Proyek bernilai Rp39,3 miliar yang bersumber dari anggaran Kementerian Agama RI tahun 2024 tersebut dikerjakan oleh PT Lasisco Haltim Raya. Namun, bangunan yang belum lama selesai itu kini dilaporkan mulai mengalami berbagai kerusakan.

Sejumlah persoalan fisik ditemukan di lapangan, mulai dari atap gedung yang bocor di beberapa titik hingga plafon yang mulai copot. Kondisi ini memunculkan dugaan kuat bahwa pekerjaan proyek tidak dilaksanakan sesuai spesifikasi teknis (spek) yang telah ditetapkan.
Bahtiar juga meminta Polda Maluku Utara untuk segera memanggil Rektor IAIN Ternate, Dr. Radjiman Ismali, serta pihak Unit Kerja Pengadaan Barang/Jasa (UKPBJ) Kementerian Agama RI. Menurutnya, kedua pihak tersebut memiliki peran sentral dan tanggung jawab penuh dalam proses tender hingga pelaksanaan proyek.
“Kami mendesak Direktorat Reserse Kriminal Khusus Polda Maluku Utara untuk segera mengusut proyek ini karena indikasi masalahnya sangat jelas,” ujar Bahtiar kepada cermat, Kamis, 29 Januari 2026.
Ia menegaskan, apabila aparat penegak hukum di Maluku Utara tidak serius menindaklanjuti dugaan tersebut, maka hal itu dapat berdampak pada menurunnya integritas penegakan hukum dan kepercayaan publik.

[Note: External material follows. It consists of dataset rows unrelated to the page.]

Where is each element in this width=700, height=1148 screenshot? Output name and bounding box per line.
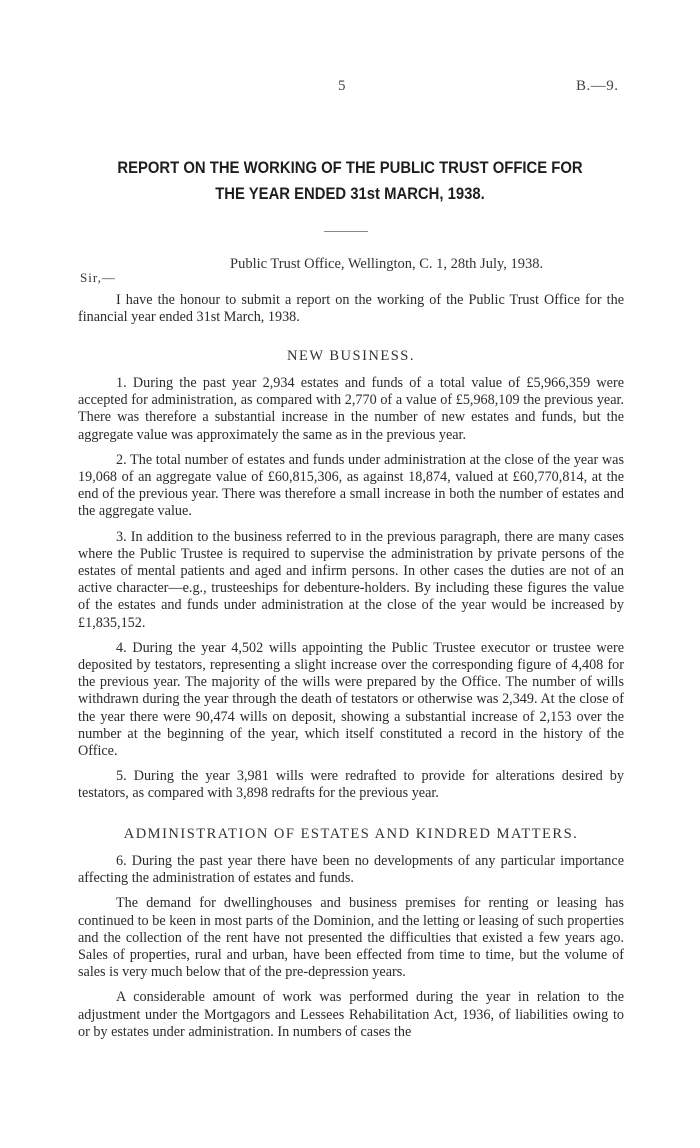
sender-address: Public Trust Office, Wellington, C. 1, 28th July, 1938. xyxy=(230,256,544,272)
section-new-business xyxy=(78,375,624,811)
intro-paragraph: I have the honour to submit a report on the working of the Public Trust Office for the financial year ended 31st March, 1938. xyxy=(78,292,624,326)
report-title: REPORT ON THE WORKING OF THE PUBLIC TRUST OFFICE FOR THE YEAR ENDED 31st MARCH, 1938. xyxy=(117,159,583,203)
page-number: 5 xyxy=(338,78,346,94)
salutation: Sir,— xyxy=(80,270,116,285)
paragraph-mortgagors-act: A considerable amount of work was performed during the year in relation to the adjustment under the Mortgagors and Lessees Rehabilitation Act, 1936, of liabilities owing to or by estates under administration. In numbers of cases the xyxy=(78,989,624,1040)
paragraph-1: 1. During the past year 2,934 estates and funds of a total value of £5,966,359 were accepted for administration, as compared with 2,770 of a value of £5,968,109 the previous year. There was therefore a substantial increase in the number of new estates and funds, but the aggregate value was approximately the same as in the previous year. xyxy=(78,375,624,443)
section-administration xyxy=(78,853,624,1049)
paragraph-5: 5. During the year 3,981 wills were redrafted to provide for alterations desired by testators, as compared with 3,898 redrafts for the previous year. xyxy=(78,768,624,802)
document-reference: B.—9. xyxy=(576,78,619,94)
paragraph-2: 2. The total number of estates and funds under administration at the close of the year was 19,068 of an aggregate value of £60,815,306, as against 18,874, valued at £60,770,814, at the end of the previous year. There was therefore a small increase in both the number of estates and the aggregate value. xyxy=(78,451,624,520)
section-heading-new-business: NEW BUSINESS. xyxy=(287,348,415,364)
section-heading-administration: ADMINISTRATION OF ESTATES AND KINDRED MATTERS. xyxy=(123,826,579,842)
paragraph-3: 3. In addition to the business referred to in the previous paragraph, there are many cases where the Public Trustee is required to supervise the administration by private persons of the estates of mental patients and aged and infirm persons. In other cases the duties are not of an active character—e.g., trusteeships for debenture-holders. By including these figures the value of the estates and funds under administration at the close of the year would be increased by £1,835,152. xyxy=(78,528,624,631)
intro-block xyxy=(78,292,624,334)
title-divider xyxy=(324,231,368,232)
paragraph-4: 4. During the year 4,502 wills appointing the Public Trustee executor or trustee were deposited by testators, representing a slight increase over the corresponding figure of 4,408 for the previous year. The majority of the wills were prepared by the Office. The number of wills withdrawn during the year through the death of testators or otherwise was 2,349. At the close of the year there were 90,474 wills on deposit, showing a substantial increase of 2,153 over the number at the beginning of the year, which itself constituted a record in the history of the Office. xyxy=(78,639,624,760)
paragraph-dwellinghouses: The demand for dwellinghouses and business premises for renting or leasing has continued to be keen in most parts of the Dominion, and the letting or leasing of such properties and the collection of the rent have not presented the difficulties that existed a few years ago. Sales of properties, rural and urban, have been effected from time to time, but the volume of sales is very much below that of the pre-depression years. xyxy=(78,895,624,981)
paragraph-6: 6. During the past year there have been no developments of any particular importance affecting the administration of estates and funds. xyxy=(78,853,624,887)
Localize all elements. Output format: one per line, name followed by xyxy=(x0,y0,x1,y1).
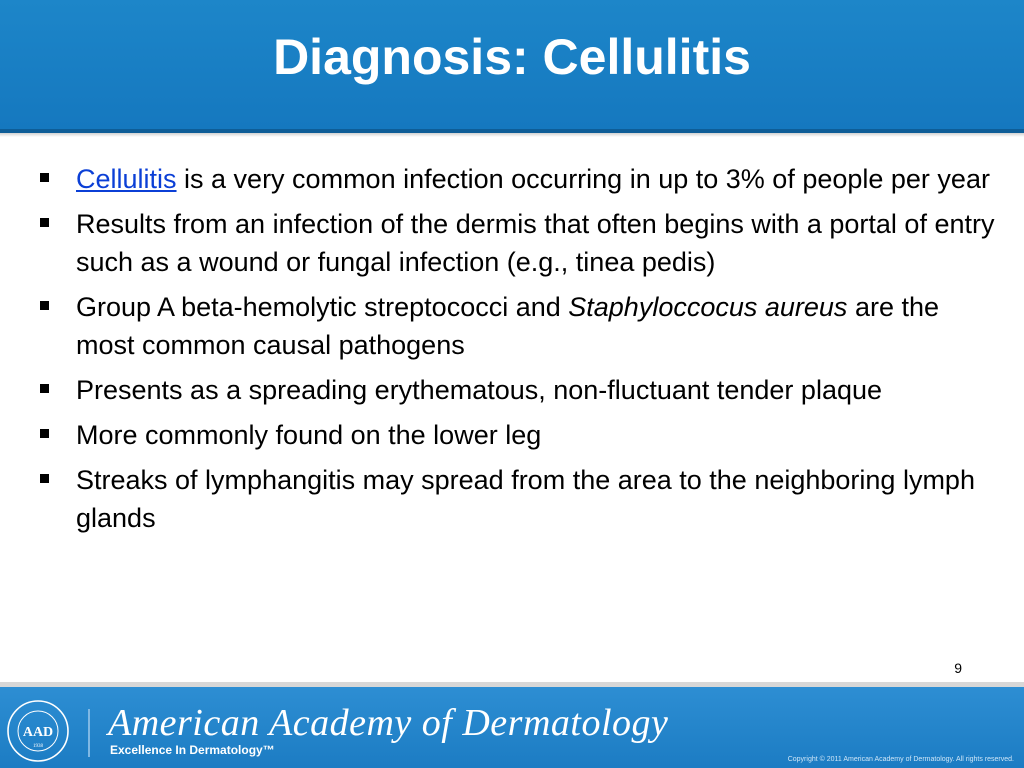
footer-divider xyxy=(88,709,90,757)
bullet-item xyxy=(36,371,996,409)
seal-year: 1938 xyxy=(33,744,43,749)
bullet-text: Streaks of lymphangitis may spread from the area to the neighboring lymph glands xyxy=(76,465,975,533)
square-bullet-icon xyxy=(40,429,49,438)
bullet-text: More commonly found on the lower leg xyxy=(76,420,542,450)
organization-name: American Academy of Dermatology xyxy=(108,702,669,744)
bullet-item xyxy=(36,160,996,198)
square-bullet-icon xyxy=(40,384,49,393)
square-bullet-icon xyxy=(40,301,49,310)
copyright-notice: Copyright © 2011 American Academy of Dermatology. All rights reserved. xyxy=(787,756,1014,763)
seal-text: AAD xyxy=(22,725,54,740)
bullet-item xyxy=(36,461,996,537)
bullet-item xyxy=(36,288,996,364)
bullet-text: Results from an infection of the dermis that often begins with a portal of entry such as a wound or fungal infection (e.g., tinea pedis) xyxy=(76,209,995,277)
aad-seal-logo xyxy=(6,699,70,763)
bullet-item xyxy=(36,416,996,454)
tagline: Excellence In Dermatology™ xyxy=(110,743,275,757)
square-bullet-icon xyxy=(40,218,49,227)
bullet-text: is a very common infection occurring in up to 3% of people per year xyxy=(176,164,990,194)
title-bar xyxy=(0,0,1024,133)
bullet-list xyxy=(36,160,996,544)
bullet-text: Presents as a spreading erythematous, non-fluctuant tender plaque xyxy=(76,375,883,405)
slide-title: Diagnosis: Cellulitis xyxy=(273,29,751,85)
square-bullet-icon xyxy=(40,474,49,483)
square-bullet-icon xyxy=(40,173,49,182)
bullet-item xyxy=(36,205,996,281)
page-number: 9 xyxy=(954,660,962,676)
bullet-text: Group A beta-hemolytic streptococci and xyxy=(76,292,569,322)
pathogen-name: Staphyloccocus aureus xyxy=(568,292,848,322)
cellulitis-link[interactable]: Cellulitis xyxy=(76,164,177,194)
footer-bar xyxy=(0,682,1024,768)
bullet-text: are the most common causal pathogens xyxy=(76,292,939,360)
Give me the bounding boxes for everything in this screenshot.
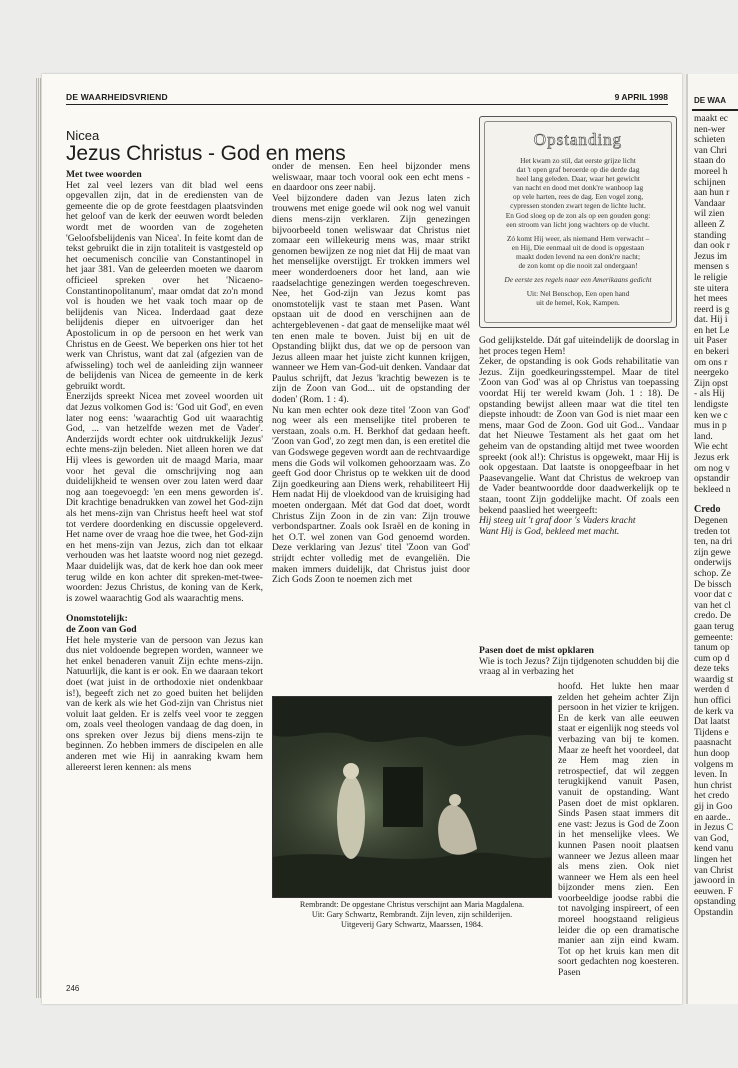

“Anggaran proyek ini di atas Rp39 miliar. Polda harus menyelidiki secara menyeluruh, apakah pelaksanaannya sudah sesuai ketentuan atau justru sebaliknya,” tegasnya.

Direktur YLBH Maluku Utara itu juga meminta agar seluruh pihak yang terlibat dan mengetahui proyek tersebut segera dipanggil untuk dimintai keterangan.
“Semua pihak harus diperiksa secara transparan, karena proyek ini menggunakan uang negara dan publik berhak mengetahui kebenarannya,” pungkas Bahtiar.